Mutually beneficial relationships
The student experiences in Brazil and Australia show how extra attention can lift both morale and performance. Not losing promising researchers to burnout and disillusionment should be sufficient incentive for supervisors to adopt a more hands-on approach. And supervisors can benefit, too. A 2019 report from the US National Academies of Sciences, Engineering, and Medicine report on mentorship in science notes that researchers who invest time in their students tend to lead more-productive, more-collaborative groups and attract stronger future students than those who do not. Other studies, notably a 2022 review on the quality of academic mentoring, describe how supervisors who engage closely with their students can benefit by learning new techniques and discovering emerging fields, and say that they often feel intellectually recharged (S. E. M. Hill et al. J. Clin. Psychol. Med. Settings 29, 557–569; 2022).
Major concerns
Nature’s survey also brings into sharp focus a related, but altogether darker, side of supervision: bullying and harassment. About 43% of respondents had experienced some form of discrimination or harassment, most commonly bullying or general mistreatment. Worryingly, in around four out of ten bullying cases, a student reported bullying by their supervisor. Only 28% of these respondents felt able to report such behaviour without fear of reprisal.
Universities can go further by treating supervisory time as a matter of accountability. Institutions also need to train group leaders on how to be a good supervisor and reward effective supervision. Awards are one tried and tested method that we at Nature wholeheartedly endorse. Our Nature Award for Mentoring in Science is now in its 20th year. The shortlist has just been published and the 2025 winners will be announced in December (see go.nature.com/4o6mvsm).

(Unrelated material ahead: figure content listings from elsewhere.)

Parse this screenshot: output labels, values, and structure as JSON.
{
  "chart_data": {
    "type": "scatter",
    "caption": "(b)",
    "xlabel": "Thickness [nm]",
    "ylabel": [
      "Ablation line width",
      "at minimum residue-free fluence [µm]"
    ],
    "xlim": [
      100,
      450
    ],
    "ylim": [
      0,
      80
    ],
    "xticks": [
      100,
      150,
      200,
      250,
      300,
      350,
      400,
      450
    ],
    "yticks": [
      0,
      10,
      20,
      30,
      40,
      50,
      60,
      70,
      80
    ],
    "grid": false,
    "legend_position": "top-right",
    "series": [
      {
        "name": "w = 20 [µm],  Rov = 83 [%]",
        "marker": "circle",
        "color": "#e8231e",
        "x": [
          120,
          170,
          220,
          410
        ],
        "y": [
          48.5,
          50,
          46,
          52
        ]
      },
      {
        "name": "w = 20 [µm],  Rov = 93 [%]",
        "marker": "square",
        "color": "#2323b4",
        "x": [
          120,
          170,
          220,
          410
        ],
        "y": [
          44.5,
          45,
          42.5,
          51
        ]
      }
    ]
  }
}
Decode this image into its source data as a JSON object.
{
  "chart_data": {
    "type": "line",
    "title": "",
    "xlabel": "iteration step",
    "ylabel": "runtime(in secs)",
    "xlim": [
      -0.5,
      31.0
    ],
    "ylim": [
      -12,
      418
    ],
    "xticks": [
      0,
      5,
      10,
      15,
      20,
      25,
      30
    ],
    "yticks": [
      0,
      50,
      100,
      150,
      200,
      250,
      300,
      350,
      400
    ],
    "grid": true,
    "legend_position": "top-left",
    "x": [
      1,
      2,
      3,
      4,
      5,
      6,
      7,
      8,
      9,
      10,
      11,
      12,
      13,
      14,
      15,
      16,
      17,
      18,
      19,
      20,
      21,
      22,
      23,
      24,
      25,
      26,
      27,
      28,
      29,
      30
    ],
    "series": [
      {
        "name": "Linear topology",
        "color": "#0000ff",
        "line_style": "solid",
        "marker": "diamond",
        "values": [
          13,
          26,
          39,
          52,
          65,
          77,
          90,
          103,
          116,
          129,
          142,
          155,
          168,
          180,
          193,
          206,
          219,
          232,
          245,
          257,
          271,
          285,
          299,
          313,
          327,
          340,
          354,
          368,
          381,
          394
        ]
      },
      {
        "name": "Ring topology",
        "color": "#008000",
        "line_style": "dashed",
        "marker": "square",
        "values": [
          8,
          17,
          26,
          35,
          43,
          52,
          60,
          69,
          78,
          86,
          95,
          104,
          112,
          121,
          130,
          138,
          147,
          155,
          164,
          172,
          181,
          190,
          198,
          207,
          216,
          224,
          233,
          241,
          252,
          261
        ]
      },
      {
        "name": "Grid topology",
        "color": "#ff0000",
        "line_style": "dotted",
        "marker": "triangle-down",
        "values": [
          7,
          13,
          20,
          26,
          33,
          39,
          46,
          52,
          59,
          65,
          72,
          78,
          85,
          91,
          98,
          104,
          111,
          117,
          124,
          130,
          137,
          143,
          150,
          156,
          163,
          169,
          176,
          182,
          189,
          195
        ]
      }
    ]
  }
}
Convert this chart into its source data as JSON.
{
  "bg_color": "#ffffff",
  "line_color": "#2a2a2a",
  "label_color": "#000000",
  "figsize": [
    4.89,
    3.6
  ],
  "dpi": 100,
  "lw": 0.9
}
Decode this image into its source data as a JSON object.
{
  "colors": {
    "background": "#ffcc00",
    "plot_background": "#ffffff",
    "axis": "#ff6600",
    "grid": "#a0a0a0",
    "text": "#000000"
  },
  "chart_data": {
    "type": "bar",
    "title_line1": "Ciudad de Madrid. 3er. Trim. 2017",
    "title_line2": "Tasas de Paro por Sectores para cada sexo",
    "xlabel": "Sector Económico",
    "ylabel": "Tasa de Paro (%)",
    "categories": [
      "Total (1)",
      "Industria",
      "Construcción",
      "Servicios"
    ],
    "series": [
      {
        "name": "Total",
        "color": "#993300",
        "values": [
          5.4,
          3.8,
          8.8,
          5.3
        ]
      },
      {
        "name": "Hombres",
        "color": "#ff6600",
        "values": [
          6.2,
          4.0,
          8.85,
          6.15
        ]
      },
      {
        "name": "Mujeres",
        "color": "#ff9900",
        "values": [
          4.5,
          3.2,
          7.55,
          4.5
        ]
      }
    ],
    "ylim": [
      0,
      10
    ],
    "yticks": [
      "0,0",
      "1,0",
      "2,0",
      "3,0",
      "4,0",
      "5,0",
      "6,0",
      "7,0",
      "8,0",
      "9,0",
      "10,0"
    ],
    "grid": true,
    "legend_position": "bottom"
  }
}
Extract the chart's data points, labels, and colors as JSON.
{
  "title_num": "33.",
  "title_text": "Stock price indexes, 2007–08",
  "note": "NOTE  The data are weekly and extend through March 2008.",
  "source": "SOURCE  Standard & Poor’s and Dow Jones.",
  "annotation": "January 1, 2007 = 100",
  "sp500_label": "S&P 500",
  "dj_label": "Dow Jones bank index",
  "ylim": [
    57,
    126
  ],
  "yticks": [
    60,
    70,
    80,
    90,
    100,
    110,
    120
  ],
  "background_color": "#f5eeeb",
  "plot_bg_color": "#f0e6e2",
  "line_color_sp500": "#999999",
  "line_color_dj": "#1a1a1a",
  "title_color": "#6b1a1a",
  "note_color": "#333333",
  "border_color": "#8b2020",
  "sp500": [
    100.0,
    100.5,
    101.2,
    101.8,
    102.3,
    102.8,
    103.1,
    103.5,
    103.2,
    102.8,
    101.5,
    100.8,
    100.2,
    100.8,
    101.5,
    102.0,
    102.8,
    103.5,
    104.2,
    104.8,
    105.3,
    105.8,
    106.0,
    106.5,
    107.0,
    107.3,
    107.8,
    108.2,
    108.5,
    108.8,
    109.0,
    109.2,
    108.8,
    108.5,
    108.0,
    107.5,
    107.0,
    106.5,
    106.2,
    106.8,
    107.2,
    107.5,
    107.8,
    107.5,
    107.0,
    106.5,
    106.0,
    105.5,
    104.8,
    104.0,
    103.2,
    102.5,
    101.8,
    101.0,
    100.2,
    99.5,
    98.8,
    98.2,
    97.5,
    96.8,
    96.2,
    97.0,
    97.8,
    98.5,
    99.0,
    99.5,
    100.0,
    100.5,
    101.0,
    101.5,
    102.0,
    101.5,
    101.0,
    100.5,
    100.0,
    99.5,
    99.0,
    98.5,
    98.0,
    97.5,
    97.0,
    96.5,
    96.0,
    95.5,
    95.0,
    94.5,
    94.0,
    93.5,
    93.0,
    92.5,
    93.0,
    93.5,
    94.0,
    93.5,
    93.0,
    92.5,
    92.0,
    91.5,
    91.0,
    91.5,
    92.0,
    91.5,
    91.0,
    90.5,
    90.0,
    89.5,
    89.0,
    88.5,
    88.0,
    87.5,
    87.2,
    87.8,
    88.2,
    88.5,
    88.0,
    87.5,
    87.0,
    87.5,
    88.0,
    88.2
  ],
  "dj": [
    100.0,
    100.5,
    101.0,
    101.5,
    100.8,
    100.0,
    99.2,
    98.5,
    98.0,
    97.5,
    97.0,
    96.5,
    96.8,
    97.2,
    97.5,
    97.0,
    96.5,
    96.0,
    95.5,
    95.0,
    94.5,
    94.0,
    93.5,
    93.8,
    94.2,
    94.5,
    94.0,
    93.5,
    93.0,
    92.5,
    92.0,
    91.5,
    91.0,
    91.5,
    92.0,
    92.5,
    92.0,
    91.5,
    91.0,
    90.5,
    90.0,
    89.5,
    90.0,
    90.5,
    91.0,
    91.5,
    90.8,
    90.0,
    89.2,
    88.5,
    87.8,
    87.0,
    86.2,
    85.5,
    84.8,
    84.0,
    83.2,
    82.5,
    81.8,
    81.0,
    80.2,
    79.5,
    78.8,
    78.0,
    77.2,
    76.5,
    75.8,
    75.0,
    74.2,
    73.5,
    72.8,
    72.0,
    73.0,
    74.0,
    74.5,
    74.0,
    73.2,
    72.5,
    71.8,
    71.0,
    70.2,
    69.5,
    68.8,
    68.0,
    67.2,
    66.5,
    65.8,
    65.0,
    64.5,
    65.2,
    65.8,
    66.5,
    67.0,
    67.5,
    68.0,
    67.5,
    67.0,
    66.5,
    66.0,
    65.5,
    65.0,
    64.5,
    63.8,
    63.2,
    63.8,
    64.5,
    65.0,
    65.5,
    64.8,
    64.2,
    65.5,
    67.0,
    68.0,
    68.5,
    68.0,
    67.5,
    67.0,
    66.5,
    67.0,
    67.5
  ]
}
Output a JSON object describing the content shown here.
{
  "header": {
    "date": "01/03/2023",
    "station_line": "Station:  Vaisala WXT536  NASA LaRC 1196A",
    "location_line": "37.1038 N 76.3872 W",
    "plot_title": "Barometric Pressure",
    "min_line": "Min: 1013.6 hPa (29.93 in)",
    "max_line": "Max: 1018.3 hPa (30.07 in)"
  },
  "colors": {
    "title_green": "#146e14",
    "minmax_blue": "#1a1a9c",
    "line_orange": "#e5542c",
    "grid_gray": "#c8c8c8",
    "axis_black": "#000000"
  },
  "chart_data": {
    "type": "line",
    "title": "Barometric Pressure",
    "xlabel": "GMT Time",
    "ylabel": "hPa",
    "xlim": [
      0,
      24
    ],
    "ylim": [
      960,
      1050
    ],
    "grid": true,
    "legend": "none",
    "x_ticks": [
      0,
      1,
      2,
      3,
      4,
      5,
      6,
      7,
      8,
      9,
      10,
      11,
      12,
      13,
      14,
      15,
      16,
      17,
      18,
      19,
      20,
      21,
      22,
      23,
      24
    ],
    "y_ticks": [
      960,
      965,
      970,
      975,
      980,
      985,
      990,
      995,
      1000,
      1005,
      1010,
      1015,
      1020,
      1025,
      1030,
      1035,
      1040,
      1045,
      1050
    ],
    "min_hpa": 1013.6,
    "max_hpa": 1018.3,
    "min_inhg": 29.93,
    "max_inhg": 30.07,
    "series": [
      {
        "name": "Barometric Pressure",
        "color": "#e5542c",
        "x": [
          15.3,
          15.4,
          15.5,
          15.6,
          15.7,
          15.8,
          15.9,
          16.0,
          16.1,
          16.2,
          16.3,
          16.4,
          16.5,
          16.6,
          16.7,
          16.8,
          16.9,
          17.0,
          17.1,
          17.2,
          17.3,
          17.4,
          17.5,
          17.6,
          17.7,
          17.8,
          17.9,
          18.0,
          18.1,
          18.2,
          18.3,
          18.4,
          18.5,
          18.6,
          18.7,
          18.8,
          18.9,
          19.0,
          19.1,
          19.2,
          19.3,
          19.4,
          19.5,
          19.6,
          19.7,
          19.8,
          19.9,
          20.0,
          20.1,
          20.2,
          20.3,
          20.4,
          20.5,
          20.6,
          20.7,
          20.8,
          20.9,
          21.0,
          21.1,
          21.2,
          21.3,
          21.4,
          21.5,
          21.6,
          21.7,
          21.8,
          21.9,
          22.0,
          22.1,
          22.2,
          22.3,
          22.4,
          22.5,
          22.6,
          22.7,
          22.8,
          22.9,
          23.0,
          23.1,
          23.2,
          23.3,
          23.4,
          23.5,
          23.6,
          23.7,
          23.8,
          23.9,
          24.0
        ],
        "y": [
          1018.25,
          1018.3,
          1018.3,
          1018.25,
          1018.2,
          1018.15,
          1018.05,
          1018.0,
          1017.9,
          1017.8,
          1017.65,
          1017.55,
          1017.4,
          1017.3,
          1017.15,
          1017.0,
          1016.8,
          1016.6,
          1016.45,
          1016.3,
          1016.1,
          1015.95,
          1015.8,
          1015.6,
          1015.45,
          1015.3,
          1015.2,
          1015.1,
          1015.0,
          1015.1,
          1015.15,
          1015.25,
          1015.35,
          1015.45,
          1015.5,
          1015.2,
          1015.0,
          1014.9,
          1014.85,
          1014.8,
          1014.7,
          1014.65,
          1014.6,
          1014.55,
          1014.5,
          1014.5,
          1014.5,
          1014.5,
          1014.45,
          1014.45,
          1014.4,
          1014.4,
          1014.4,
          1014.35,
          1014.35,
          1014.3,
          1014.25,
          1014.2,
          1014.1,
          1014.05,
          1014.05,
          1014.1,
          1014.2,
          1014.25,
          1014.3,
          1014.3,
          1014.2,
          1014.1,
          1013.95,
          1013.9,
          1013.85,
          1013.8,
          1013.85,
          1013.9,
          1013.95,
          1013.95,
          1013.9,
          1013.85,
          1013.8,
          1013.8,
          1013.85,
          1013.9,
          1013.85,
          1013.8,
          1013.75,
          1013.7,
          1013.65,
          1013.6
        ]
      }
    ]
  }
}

Well-established researchers sometimes say that they built successful careers with limited attention from their supervisors, and note that if they could do this, the present generation should be able to do the same. But research today is highly interdisciplinary and often involves teamwork. Moreover, job security for early-career scientists is often precarious. Some 41% of survey respondents cite pressure to get published as a key concern, and only around half feel satisfied with the career guidance that they receive. These are all reasons why more support is needed.
Given the relationship between good supervision and student well-being and achievement, it’s no surprise that when respondents were asked what advice they would give to someone considering a PhD, the most common response (20%) was to find the right supervisor or mentor (see Nature 646, 501–502; 2025). “Try to make sure your supervisor is someone you like and get on with, both professionally and, to some extent, personally,” one participant said.
Group leaders might feel that modern academic life leaves little space for long conversations. But even short, regular check-ins can make a difference. Time spent helping students to solve problems, or simply asking how a project is going, will pay dividends. It also saves time later by catching small problems before they become big ones.
Along with subject knowledge, good supervision requires curiosity, empathy and reliability — being there for a student when needed. These are some of the qualities that make for good research, too. Time spent with the next generation of scientists is an investment. In a climate in which research teams depend on highly trained staff members, who often have short-term contracts, the returns can be considerable.